As can be seen from the content of the agreement, HFSF will cover most of the AMK, retaining its percentage share, i.e. 69.5%. TMEDE’s share, currently at 20.11%, will be reduced by about half to pave the way for Thrivest’s participation, which is estimated to be around 11.5% after the increase, taking over the percentage that is scattered today, around 1.9%. The increase will also apply electronic EFKA, also retaining its percentage, i.e. 8.4%. According to Attica Bank, the agreement is expected to be reflected in the final binding legal texts that will form part of the AMK prospectus. According to the information, warrants will not be issued at this stage, as originally envisaged, as the acquisition of a controlling stake in Thrivest will be achieved in the next stage and through an exchange relationship with a single Pankritia Bank, but it is not excluded that this will be done a second time.
HFSF will cover most of the AMK while retaining its share, i.e. 69.5%.
The merger of the two banks is expected to take place within the next 12 months and after they are assessed to determine the exchange relationship. With both banks saddled with a high percentage of non-performing loans, the goal is for financials to be on a comparable basis while continuing to draw down inventories red loans, but also when calculating the reserves available to each bank.
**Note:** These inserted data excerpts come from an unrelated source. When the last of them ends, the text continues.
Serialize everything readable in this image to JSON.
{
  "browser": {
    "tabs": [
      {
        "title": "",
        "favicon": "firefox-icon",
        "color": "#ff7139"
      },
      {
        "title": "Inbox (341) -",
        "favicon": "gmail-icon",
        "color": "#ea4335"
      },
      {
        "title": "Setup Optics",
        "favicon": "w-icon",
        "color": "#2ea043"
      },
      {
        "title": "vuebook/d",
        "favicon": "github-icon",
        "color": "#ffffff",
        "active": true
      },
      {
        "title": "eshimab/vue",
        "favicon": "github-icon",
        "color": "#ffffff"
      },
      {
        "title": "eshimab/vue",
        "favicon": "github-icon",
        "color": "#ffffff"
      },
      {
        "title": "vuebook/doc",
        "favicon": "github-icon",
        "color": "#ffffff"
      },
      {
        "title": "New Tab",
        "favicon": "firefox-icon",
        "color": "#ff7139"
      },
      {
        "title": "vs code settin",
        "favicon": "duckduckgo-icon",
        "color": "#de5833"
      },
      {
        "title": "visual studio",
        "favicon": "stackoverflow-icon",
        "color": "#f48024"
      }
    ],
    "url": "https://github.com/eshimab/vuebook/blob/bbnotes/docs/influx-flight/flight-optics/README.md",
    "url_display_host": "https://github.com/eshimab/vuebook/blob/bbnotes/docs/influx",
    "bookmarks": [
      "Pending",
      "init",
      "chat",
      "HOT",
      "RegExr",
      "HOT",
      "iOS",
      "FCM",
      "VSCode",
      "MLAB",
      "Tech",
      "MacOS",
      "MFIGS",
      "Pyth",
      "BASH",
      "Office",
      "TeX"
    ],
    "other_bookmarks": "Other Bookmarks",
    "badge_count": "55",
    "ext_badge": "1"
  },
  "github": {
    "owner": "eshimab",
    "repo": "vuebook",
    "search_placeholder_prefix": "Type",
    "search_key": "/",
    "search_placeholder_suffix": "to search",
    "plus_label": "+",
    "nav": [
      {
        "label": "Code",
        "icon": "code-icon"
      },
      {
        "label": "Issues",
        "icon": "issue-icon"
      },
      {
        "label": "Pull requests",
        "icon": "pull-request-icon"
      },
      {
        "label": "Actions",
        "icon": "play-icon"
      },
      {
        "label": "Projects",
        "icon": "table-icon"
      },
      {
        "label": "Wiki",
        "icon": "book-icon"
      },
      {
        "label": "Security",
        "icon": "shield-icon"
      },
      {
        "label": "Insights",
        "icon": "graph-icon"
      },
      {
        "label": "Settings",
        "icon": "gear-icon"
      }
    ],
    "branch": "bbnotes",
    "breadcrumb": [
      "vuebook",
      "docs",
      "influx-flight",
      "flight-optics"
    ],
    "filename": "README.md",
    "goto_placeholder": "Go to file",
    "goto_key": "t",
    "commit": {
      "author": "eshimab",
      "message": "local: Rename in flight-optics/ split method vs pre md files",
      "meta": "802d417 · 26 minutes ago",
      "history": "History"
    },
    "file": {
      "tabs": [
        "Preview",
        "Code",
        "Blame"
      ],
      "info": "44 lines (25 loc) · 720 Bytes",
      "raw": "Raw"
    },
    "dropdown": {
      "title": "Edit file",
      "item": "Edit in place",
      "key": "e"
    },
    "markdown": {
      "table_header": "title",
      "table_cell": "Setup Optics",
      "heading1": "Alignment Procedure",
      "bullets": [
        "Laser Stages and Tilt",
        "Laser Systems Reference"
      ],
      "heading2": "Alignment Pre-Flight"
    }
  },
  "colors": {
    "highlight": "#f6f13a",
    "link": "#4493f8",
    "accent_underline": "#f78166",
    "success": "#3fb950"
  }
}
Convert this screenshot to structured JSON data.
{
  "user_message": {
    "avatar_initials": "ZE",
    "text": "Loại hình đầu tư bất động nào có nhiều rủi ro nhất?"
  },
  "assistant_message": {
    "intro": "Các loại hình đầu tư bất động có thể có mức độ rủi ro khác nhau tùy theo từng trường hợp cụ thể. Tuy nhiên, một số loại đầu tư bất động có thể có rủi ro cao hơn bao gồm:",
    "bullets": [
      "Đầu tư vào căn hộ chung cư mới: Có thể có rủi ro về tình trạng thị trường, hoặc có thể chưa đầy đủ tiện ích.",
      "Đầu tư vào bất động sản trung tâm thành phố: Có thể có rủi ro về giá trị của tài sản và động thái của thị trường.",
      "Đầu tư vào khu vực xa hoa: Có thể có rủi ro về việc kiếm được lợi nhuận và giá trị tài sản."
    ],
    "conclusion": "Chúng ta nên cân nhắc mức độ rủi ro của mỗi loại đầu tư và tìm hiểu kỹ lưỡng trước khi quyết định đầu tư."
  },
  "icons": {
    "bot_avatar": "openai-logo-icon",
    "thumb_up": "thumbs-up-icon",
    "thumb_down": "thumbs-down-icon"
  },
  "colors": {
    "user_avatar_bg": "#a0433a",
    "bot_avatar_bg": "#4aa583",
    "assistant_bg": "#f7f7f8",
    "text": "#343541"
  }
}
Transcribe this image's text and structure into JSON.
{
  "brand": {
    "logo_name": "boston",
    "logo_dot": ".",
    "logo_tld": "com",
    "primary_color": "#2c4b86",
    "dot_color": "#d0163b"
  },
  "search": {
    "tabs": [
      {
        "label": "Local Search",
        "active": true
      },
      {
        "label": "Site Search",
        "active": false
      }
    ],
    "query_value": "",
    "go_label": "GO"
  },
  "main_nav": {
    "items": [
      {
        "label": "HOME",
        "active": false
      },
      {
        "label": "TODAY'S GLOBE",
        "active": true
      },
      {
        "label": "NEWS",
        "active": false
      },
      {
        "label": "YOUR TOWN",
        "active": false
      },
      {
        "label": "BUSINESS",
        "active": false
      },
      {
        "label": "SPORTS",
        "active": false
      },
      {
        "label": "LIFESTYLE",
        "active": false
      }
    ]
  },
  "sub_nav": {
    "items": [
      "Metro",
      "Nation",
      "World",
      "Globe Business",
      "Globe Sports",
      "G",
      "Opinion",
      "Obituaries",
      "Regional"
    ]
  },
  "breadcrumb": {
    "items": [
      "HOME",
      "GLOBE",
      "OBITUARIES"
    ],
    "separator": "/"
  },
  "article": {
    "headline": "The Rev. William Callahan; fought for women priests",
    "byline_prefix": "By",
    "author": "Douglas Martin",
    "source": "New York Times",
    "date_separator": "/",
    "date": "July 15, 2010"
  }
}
It is recalled that Attica Bank is launching the sale of two portfolios of Astir I and II red loans in the amount of 320 and 370 million euros, respectively, which were planned to be included in Hercules, but did not materialize and for which the bank says it became the recipient of interest from their sale. Accordingly, alternatives are being sought for the €670 million Metexelixis portfolio securitized in 2018 with investor Pimco, as well as the €1.3 billion Omega portfolio securitized also with investor Ellington.
As for Pancreatia, the loan portfolio is 1.7 billion euros, of which 1.1 billion are classified as overdue (64%). In addition to the high NPE level, the bank has a low coverage ratio, which is limited to 35%, while together with the coverages, the reserve ratio is about 88%. Last year, the bank embarked on a €100 million share capital increase to cover losses arising from the management of the NPS, and a reorganization plan is being developed to take into account the merger with HSBC and the Central Cooperative Bank. Macedonia. The merger plan does not exclude the possibility of a new AMK to be placed in 2024, and the amount of funds depends on the losses that will arise from the sale of red loans. The aim is that the new bank that will appear be completely restructured and become the fifth pole in the banking system with assets reaching 8 billion euros.